That is true indeed. Sessions are stored using cookies, and cookies are shared among every tab in the same browser as long as the url is the same (if you wonder why: it would be even more annoying if you had to log in again if you opened a new tab of the same app in the same browser!).
So if you want to test two users at the same url you need to different browsers. Note that this holds for almost any web application.
While I am not entirely sure about the technical details behind it (I suspect others can provide you more details on that), your observation is essentially correct. Basically you can have one session per browser, and if you start a new session in the same browser it will replace the old one. It's not something which is specific to the License Pool Manager, but something which applies in general to Mendix applications.

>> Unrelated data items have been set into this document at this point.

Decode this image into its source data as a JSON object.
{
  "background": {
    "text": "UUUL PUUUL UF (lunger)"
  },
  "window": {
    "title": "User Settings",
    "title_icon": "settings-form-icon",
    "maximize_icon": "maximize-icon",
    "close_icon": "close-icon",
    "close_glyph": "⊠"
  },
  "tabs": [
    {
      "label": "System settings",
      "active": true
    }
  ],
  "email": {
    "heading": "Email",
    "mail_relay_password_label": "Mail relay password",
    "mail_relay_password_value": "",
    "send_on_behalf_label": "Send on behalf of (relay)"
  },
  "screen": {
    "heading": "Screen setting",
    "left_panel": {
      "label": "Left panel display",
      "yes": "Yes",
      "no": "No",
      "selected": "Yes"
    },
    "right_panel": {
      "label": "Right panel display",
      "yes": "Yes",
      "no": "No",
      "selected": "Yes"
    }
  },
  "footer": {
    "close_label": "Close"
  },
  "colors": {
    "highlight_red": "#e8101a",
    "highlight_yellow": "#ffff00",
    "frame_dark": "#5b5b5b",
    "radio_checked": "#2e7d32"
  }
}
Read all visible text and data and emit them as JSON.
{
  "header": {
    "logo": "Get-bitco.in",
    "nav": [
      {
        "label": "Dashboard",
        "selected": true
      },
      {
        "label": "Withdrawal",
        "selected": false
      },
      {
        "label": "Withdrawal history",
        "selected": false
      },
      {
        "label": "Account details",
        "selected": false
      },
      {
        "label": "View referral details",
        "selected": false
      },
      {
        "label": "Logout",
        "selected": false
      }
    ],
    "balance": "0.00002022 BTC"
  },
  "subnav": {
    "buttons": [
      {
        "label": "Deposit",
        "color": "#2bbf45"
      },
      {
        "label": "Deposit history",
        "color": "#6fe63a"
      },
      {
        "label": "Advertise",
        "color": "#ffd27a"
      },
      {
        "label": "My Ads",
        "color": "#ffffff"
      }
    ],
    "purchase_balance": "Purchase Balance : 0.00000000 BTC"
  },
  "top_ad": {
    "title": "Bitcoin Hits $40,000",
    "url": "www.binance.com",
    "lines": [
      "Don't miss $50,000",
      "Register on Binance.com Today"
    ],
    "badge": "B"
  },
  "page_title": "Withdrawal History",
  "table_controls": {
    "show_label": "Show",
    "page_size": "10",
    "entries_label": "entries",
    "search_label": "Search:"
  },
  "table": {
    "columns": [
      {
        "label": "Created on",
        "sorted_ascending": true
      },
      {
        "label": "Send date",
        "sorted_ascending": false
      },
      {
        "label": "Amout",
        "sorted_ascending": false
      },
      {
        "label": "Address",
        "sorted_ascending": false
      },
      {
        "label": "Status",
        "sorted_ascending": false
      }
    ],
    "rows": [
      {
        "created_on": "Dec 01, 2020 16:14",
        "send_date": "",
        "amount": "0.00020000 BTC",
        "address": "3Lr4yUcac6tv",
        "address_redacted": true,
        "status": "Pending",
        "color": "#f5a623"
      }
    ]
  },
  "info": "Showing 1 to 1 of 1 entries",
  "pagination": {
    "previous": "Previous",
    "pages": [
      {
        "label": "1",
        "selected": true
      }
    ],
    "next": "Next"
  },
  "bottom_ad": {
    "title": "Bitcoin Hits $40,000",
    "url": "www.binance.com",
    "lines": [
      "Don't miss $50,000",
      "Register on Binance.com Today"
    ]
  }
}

It indeed meant I ended up having to run Opera, Chrome, Internet Explorer and Firefox at once to test the login functionality when developing the LPM.
Assuming I understood your issue correctly anyways; however since the LPM does not change the way sessions work in Mendix applications but just provides extra checks if the user is authorized to login based on the limitations implemented by the Server/Pool administrator, I assume it's the above issue you are coping with.
Thanks for the answers. I've mentioned LPM as it has been a bit problematic, so I just wondered if it was another sympton I hadn't seen yet. The browser beahviour mentioned bt Sjoerd is spot on what I am verifying here. I understand what Michel is saying about sharing the cookies and not having to login again, but from a security point of view I would expect that if I open a new tab on a secured area I would be asked to enter some security details. I'll try a multi browser test. Thanks for replies. LR.